What manufacturing and industry jobs can I do?
- Engineers: The masterminds behind the design, build and maintenance of many many different things. We’re focusing on manufacturing here but you can find out more about different careers in engineering in its very own section.
- Manufacturing engineers: Design the machines, tools and systems that put together products.
- Production engineer: Looks at the best way to manage a production line to get things out speedily and efficiently.
- Industrial engineers: Bring together people, money and machines to improve how everything works together. They can often be brought into companies as consultants.
- Food technologists: Come up with delicious recipes and new ways of making the latest foods that we buy in shops – from ready meals to low-fat yogurts. It’s also their job to make sure foods are safe and contain all the proper ingredients.
- Manufacturing managers: Oversee production, manage workers and make sure things go smoothly on the factory floor.
- Production worker: Directly involved in putting together the product. This could include working machines, manning the conveyor belt, fitting and finishing parts or packing the finished products. You might get the opportunity to train in a skilled craft like machine operation, electronics or even fine stitching for shoes on a production line.
- Quality assurance managers: Make sure that all the products flying off the production line are in good working order and up to all of the necessary legal and safety standards.

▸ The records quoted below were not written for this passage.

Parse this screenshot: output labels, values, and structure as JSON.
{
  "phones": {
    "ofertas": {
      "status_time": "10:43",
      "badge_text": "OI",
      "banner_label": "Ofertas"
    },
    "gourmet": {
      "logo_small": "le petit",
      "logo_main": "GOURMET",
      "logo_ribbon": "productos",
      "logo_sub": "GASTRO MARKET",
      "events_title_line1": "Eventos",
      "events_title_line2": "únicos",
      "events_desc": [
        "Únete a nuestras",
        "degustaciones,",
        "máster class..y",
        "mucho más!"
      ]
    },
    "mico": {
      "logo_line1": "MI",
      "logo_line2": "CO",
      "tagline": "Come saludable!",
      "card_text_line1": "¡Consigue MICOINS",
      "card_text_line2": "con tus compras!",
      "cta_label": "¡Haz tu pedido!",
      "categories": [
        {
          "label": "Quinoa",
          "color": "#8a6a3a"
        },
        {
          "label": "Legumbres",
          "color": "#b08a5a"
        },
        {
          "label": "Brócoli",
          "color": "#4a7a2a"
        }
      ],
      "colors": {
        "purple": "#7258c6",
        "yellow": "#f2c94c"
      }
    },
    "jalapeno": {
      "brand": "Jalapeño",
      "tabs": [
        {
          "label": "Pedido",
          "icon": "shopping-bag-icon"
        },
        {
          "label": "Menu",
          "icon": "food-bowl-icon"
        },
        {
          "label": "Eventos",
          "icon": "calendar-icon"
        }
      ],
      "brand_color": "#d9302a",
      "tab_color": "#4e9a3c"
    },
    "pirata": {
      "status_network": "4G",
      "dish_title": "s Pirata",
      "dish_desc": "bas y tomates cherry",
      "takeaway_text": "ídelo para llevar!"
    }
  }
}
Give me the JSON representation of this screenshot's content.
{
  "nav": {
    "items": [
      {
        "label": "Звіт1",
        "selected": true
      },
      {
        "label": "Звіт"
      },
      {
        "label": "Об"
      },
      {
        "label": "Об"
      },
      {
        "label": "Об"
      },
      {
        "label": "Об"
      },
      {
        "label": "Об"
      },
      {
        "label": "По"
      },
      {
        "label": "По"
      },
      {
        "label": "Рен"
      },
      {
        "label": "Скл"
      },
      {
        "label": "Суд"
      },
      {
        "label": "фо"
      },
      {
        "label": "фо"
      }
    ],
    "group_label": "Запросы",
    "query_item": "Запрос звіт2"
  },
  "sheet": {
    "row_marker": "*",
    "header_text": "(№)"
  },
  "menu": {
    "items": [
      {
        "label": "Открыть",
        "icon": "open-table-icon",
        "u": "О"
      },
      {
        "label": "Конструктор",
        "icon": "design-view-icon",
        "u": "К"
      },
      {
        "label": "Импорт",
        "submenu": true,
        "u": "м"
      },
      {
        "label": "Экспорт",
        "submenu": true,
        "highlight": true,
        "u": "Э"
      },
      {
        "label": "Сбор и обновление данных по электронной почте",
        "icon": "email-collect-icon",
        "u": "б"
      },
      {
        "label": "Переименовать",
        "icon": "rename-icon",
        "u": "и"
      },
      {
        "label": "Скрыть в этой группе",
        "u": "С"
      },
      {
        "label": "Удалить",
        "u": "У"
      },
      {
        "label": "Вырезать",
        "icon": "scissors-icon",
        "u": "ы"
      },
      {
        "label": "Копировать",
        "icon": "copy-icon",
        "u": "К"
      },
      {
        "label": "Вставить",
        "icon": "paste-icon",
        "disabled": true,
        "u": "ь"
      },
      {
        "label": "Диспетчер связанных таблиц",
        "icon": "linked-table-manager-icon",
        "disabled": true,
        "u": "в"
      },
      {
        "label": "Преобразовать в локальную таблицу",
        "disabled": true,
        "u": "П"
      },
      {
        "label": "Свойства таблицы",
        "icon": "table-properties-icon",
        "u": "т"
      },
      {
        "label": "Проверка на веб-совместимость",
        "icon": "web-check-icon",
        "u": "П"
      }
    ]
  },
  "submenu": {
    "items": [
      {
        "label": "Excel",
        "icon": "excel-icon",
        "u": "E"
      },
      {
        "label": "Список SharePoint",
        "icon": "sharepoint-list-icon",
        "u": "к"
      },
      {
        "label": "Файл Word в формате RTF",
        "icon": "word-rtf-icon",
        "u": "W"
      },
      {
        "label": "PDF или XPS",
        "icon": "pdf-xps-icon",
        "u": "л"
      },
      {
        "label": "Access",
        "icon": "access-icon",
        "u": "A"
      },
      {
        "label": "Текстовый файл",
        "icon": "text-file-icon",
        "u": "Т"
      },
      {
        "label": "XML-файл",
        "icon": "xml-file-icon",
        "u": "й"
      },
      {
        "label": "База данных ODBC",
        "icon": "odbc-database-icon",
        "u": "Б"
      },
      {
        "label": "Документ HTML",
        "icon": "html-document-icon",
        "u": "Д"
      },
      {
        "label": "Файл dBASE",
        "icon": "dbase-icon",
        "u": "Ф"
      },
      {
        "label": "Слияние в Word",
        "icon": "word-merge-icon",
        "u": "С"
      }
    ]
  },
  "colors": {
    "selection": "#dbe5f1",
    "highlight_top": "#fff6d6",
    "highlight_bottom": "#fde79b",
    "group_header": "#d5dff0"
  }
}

They will often set standards and design ways of checking products.
Is a career in manufacturing and industry for me?
These are great careers for problem solvers and people who enjoy planning and organising.
You should be able to work as part of a big team and work under pressure to meet deadlines.
In order to find work as an engineer, you’ll need to demonstrate that you have a head for numbers. However, manufacturing engineers and food technicians also get the chance to be creative and come up with new products and ideas.
Still not sure whether a career in manufacturing and industry is for you? Why not post any questions on our student careers advice forum and let one of our careers experts answer your questions.
How can I start a career in manufacturing and industry?
Maths and science skills are important for lots of jobs in this industry.
You don’t necessarily need qualifications to get a job as a production worker, but GCSEs in English and maths (4 or above) will help you to get on to an intermediate or advanced apprenticeship, pick up new skills and move up the career ladder to become a production manager or skilled worker.
If you have four GCSEs including maths, English and a science subject, you can apply for apprenticeships as a manufacturing lab technician and work towards becoming a technologist.
With two or more A-levels, you can apply for advanced apprenticeships in engineering model making, metalwork or motorsport technician.
To work as an engineer you should aim to study A-levels in maths as well as chemistry, physics or biology. Most engineers will need a degree in engineering and a postgraduate degree if they want to specialise in a particular area. You can also now do apprenticeships in engineering.
However, lots of big manufacturing companies, including car and appliance manufacturers also offer apprenticeships for school leavers to train as technicians.
See if there are any opportunities to train through an apprenticeship in manufacturing and industry today.
What manufacturing and industry qualifications are available?
There are plenty of opportunities to gain new skills on the job at all levels. Apprentices can study towards qualifications, like a BTEC in engineering or an NVQ in chemical manufacturing.
If you're considering studying manufacturing or engineering at university, why not check out our list of UK universities to see which ones offer the course that you're looking for.
Did you know these manufacturing and industry facts?
Julie Deane started the Cambridge Satchel Company in 2008 with just £600 start up money. The company now has a turnover of more than £1 million a month and manufactures all of its satchels in the UK.
2.6 million people work in UK manufacturing.
Britain is the 8th largest manufacturer in the world by output.